Covid-19: our vulnerability might ultimately make us stronger, says Ewan Aitken
Working from home because of my underlying medical conditions has had some interesting challenges.
The hardest is knowing there are many not able to stay safe as I have, including many of my dedicated and deeply committed Cyrenians colleagues.
I feel a huge, contradictory tension which I struggle with. My Presbyterian ‘sacrificial service’ background and desire to be doing things and not feeling I am hiding away clashes with knowing, given my medical history, this virus could be very dangerous for me.
The idea of my asthma and hypertension as being somehow life-limiting goes completely against how I have tried to view them up to now. It’s a sense of being vulnerable which I have not experienced before; feeling as if I am somehow weak or shirking my responsibilities despite my family and colleagues quite forcibly telling me otherwise.

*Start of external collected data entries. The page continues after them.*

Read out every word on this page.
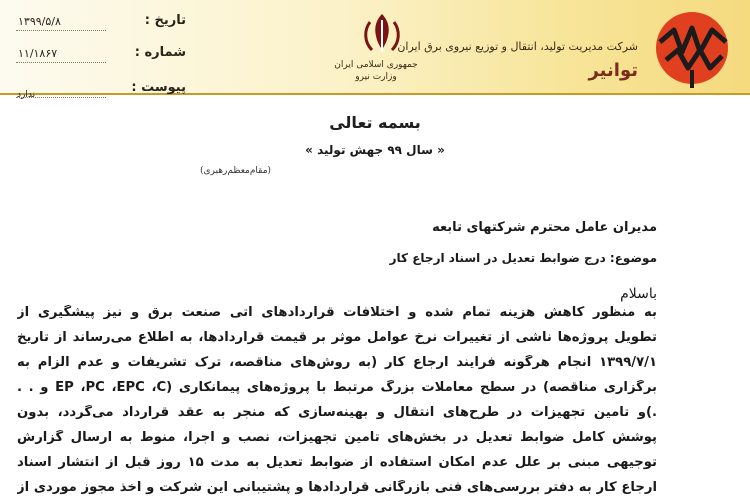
شرکت مدیریت تولید، انتقال و توزیع نیروی برق ایران
توانیر
جمهوری اسلامی ایران
وزارت نیرو
تاریخ :
۱۳۹۹/۵/۸
شماره :
۱۱/۱۸۶۷
پیوست :
ندارد
بسمه تعالی
« سال ۹۹ جهش تولید »
(مقام‌معظم‌رهبری)
مدیران عامل محترم شرکتهای تابعه
موضوع: درج ضوابط تعدیل در اسناد ارجاع کار
باسلام
به منظور کاهش هزینه تمام شده و اختلافات قراردادهای آتی صنعت برق و نیز پیشگیری از
تطویل پروژه‌ها ناشی از تغییرات نرخ عوامل موثر بر قیمت قراردادها، به اطلاع می‌رساند از تاریخ
۱۳۹۹/۷/۱ انجام هرگونه فرایند ارجاع کار (به روش‌های مناقصه، ترک تشریفات و عدم الزام به
برگزاری مناقصه) در سطح معاملات بزرگ مرتبط با پروژه‌های پیمانکاری (EP ،PC ،EPC ،C و . .
.)و تامین تجهیزات در طرح‌های انتقال و بهینه‌سازی که منجر به عقد قرارداد می‌گردد، بدون
پوشش کامل ضوابط تعدیل در بخش‌های تامین تجهیزات، نصب و اجرا، منوط به ارسال گزارش
توجیهی مبنی بر علل عدم امکان استفاده از ضوابط تعدیل به مدت ۱۵ روز قبل از انتشار اسناد
ارجاع کار به دفتر بررسی‌های فنی بازرگانی قراردادها و پشتیبانی این شرکت و اخذ مجوز موردی از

Deep listening means not just hearing what’s been said but what’s not being said
Ewan Aitken
This is a problem in my head and nowhere else, but it’s teaching me a lot about how I see who I am and to learn it is ok to look after myself as well as finding new ways of continuing to look out for others.
In amongst taking Cyrenians through a massive shift in where and how we deliver our services so we can use our resources to support the most vulnerable in this crisis, I have tried to step back and think through how else we will see ourselves after this is over.
Having to stay connected digitally means relearning the art of listening. I mean, really listening. Not just waiting-to-reply listening, but the deep listening which is the bedrock of every relationship.
Deep listening means not just hearing what’s been said but what’s not being said, watching for the non-verbal clues, the tone and the underlying emotions in the words used. All these things need a new listening when we are ‘all together’ but not in the same room; instead viewing and hearing each other via multiple faces on a screen.
I am finding I need to replay conversations afterwards to make sure I caught things which previously I would have responded to subconsciously and been able respond to immediately. It means taking space for reflection and making that call to check out with participants after the fact. It takes more time but perhaps a more reflective pace, however slower, is no bad thing.
And more than anything, this crisis has exposed our interdependency. We need each other, we thrive when we care for each other, we feel more fully human when we choose to care for neighbour and the stranger than just for ourselves.
We are finding this to be true in communities up and down the country as the generosity of human spirit blossoms and is the lifeblood of us seeing through this crisis.
These are tough times but if we listen carefully to the new things we are learning, the vulnerability we feel may be what makes us stronger once we make it to the other side.
Ewan Aitken is chief executive of Cyrenians.